Wednesday, June 29, 2011

Christians Get Depressed Too by David P. Murray

This was one of my new Kindle books. I was hoping for a lot more. Oddly, the first thing I read when I got this book was the appendix. I don't usually read appendices at all, but this one was really good. Mr. Murray wrote a really good article about how Christians should view secular science. He said that we should not take everything we hear, see and read as Gospel truth. Instead, we should be steeped in the knowledge of the Word of God and view everything we see through the lens of Scripture. How great is that?

Then I went back and read the book. In many ways the book was very good. It did a good job of pointing out various characters in the Bible who suffered from depression for various reasons. Mr. Murray had spend many years with depressed people and so he knew what depression was. The down side was that other than observing that Biblical characters were depressed, he almost totally took the non-Christian medical model as the standard for explaining depression.

He said over and over again that depression and anxiety should be viewed as a medical condition rather than as a result of sin or of sin itself. He never addressed the fact that the Bible specifically commands us not to be anxious (Mt. 6:25-34; 10:19; 1 Cor. 7:32; Phil 4:8). Even in those situations in the Bible when people are depressed he didn't ever examine the contexts of those cases and see if sin was involved in any way. He just mentioned them and went on to tell Christians that depression is primarily a medical, biological and chemical problem. I don't know what happened to the lens.

I always find it interesting, even when reading specifically non-Christian literature on so called mental disorders, how often they are compared to clearly physical diseases. For example, Mr. Murray, on several occasions compared depression with polio, diabetes, and cancer. He said that we should think of depression in the same way we think of those kinds of physical maladies. But then when he went on to talk about how to "treat" depression, he mentioned examining yourself to see where the depression came from, confessing any sin in your life, making restitution where it is needed, and walking with God. But that is not how you treat cancer. You try to find it and kill it. You don't change your behavior to avoid polio, you get a shot. If you were to take a person off the street and give him a simple blood test, you could tell him, when the tests results came in, whether he had diabetes or not. It is testable. You can test for cancer. You can test for polio. With depression where is the test? It is a completely different animal from a disease.

Am I saying that depression is not a chemical, biological and physical event in a person's life? Not at all. I know that depression has physical components, but I also know that when you ask the question, "What was going on in your life when the depression first hit you?" and the person always comes up with some stressful event I would look at the event, or the response to the event before I would begin pumping the person full of an anti-depressant.

There are aspects to this that are not even about the difference between a Biblical Counselor and non-Christian counselor. This is simple logic. Even after Mr. Murray explained that the problem is first chemical and biological, he goes on to help the depressed person eliminate sinful responses and behaviors from the person's life. He says it is chemical, but then treats it as if it were not chemical.
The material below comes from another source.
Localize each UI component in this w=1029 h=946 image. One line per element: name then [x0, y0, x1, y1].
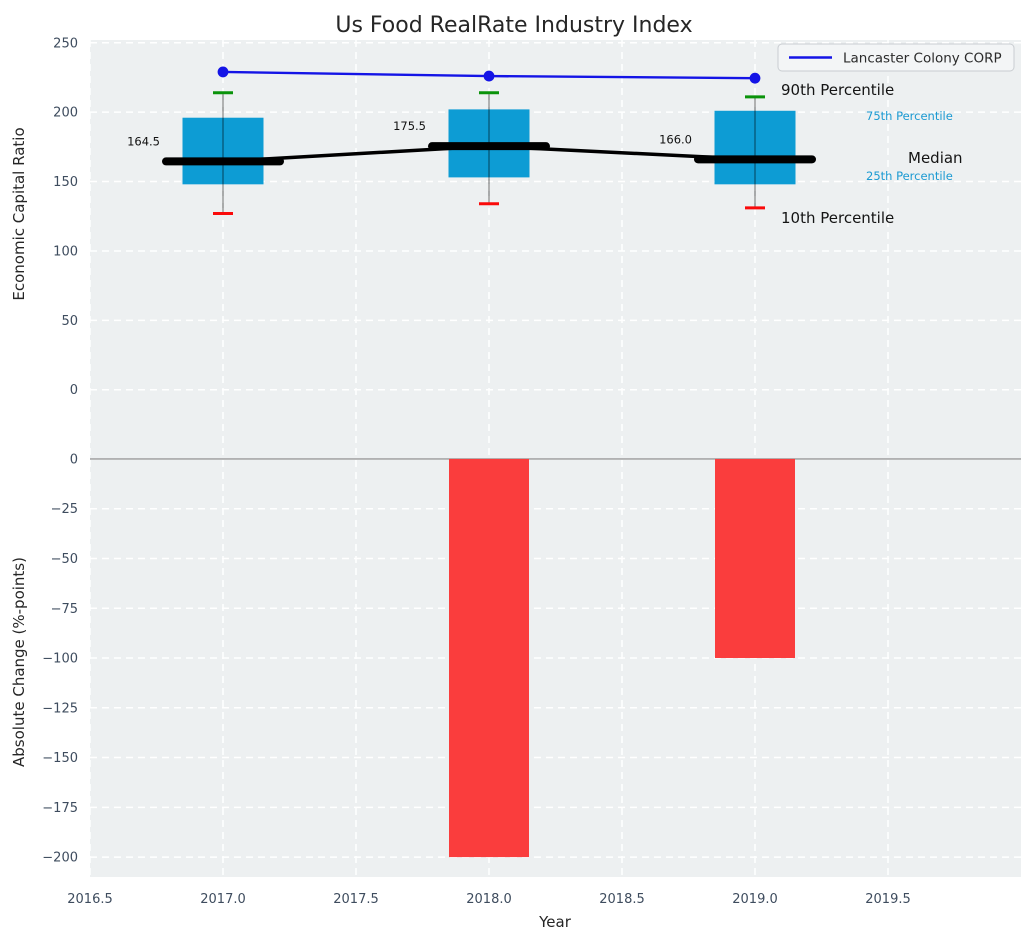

There is one area in all this I tend to agree with Mr. Murray. He said that people are different from one another. I'm with him on that. He also said that different people's bodies react differently to different kinds of stimulation. I'm with him on this too. Some people get ulcers from worry. Some people get heart attacks, when others have strokes, when others get various forms of dementia. People are different, we're all dying, all falling apart in different ways. I'm with him on this. And some people get depressed when others, going through the same life events, don't. I'm there with him too. His conclusion is that therefore depression is unavoidable and just comes on some folks and not on others. On this last point, the jury is out on. There is no proof that anyone gets depressed independently from the things going on around them. And even if there was proof, given the world we live in, it would be the exception, not the rule.

This means that even if some people do get depressed apart from anything else going on in their lives, this should not be the first thing we think when we seek to minister to them. It should be in the back of our minds, but not the assumption that Mr. Murray is suggesting. The vast majority of people who come to us for counsel concerning depression are depressed for reasons other than that their body is falling apart. Their bodies are falling apart and maybe even because of the depression, but usually there are things going on with them. These things that are going on with them are usually related to handling the situations of their lives in unwise and sinful ways. They are often angry, bitter, hurt, in grief, or a myriad of other things, all piled up and crushing the person into bitterness.

Overall the book was thought provoking, but I disagree with the premises and with Mr. Murray's attempt to apply what he said about viewing non-Christian science through the lens of Scripture. It didn't appear that he read his own appendix before writing his book. I would love to discuss these things with him in person some time.